Movida por impulsos em busca de novidade e liberdade, muitas vezes a agressividade na infância se apresenta como uma reação comum às descobertas na fase pré-escolar. Afinal, é entre os 2 e 3 anos que a criança começa a desenvolver práticas sociais e a agressividade pode ser uma cópia do comportamento do colega, como um processo de experimentação, afirma a psicóloga Laurema Suckow de Castro. E antes de qualquer julgamento, é preciso entender que a agressividade existe e faz parte do ser humano.
Para a pedagoga Dayse Campos, diretora da Interpares Educação Infantil, o papel da escola é combater o estereótipo de que a criança agressiva tem algum problema. Pelo contrário: ela vai obter uma série de aprendizados nessa fase. “Tratar as crianças mais agressivas como ‘alunos-problema’ é um grande erro. O que eles precisam é de assistência com apoio e compreensão até que a fase acabe”, afirma Dayse.
Ela lembra que é importante não associar o comportamento agressivo na escola com uma possível vivência agressiva em casa. Além disso, hoje em dia é muito mais comum que as crianças apresentem esse tipo de comportamento na escola. “Antigamente, as famílias eram maiores, então a agressividade surgia em casa e era resolvida em casa. Agora como a maioria das crianças é filha única, o normal é que essa questão apareça na escola e seja resolvida por lá também”, afirma Dayse.
Como a escola atua
Como o período da infância é bastante adaptável e flexível, é um período ideal para o estimulo ao desenvolvimento de habilidades sociais. Por isso, é importante que a educação infantil trabalhe o impulso da agressividade sem reprimi-lo. As crianças devem vivenciar essa etapa e ter essa energia canalizada por meio de jogos, rodas de conversa, dinâmicas de grupos e atividades em ambientes diversos.

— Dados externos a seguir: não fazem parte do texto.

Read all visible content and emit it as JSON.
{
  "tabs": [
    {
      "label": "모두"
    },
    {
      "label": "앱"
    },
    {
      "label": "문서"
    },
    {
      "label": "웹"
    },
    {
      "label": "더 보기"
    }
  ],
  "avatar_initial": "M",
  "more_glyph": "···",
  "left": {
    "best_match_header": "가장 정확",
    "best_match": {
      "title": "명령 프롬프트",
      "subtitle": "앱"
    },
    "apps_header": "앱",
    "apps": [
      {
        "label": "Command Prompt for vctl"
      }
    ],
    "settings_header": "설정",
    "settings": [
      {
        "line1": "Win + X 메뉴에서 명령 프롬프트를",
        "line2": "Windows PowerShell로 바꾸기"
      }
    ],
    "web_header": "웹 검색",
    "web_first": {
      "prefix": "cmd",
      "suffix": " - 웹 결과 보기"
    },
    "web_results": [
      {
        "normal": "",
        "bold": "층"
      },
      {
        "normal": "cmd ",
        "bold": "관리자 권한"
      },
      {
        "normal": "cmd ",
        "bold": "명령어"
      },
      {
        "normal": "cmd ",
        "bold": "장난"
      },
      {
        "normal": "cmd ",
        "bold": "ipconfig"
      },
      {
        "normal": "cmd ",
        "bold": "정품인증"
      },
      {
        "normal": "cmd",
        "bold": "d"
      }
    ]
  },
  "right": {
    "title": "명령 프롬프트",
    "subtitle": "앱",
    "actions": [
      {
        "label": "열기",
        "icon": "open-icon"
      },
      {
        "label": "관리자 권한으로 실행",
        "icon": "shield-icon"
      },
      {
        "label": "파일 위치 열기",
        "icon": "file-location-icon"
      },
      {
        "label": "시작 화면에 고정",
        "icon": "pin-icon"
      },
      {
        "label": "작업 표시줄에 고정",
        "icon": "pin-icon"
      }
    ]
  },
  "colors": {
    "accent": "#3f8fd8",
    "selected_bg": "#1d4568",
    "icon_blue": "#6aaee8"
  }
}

O desenvolvimento de condutas empáticas e comportamentos sociais na infância também aparecem como fator de prevenção às condutas agressivas. Uma das formas que Dayse encontrou para trabalhar esse tema foi através dos brinquedos. As crianças devem levar brinquedos de casa diariamente para a escola.
O objetivo é trabalhar com elas questões ligadas a cuidar, guardar, dividir, devolver. Muitas pessoas temem que isso gere confusão e disputas entre as crianças – e gera mesmo. Mas, sem essas pequenas confusões, a escola não consegue trabalhar a resolução de conflitos. São vivências complexas, mas também muito importantes para o aprendizado.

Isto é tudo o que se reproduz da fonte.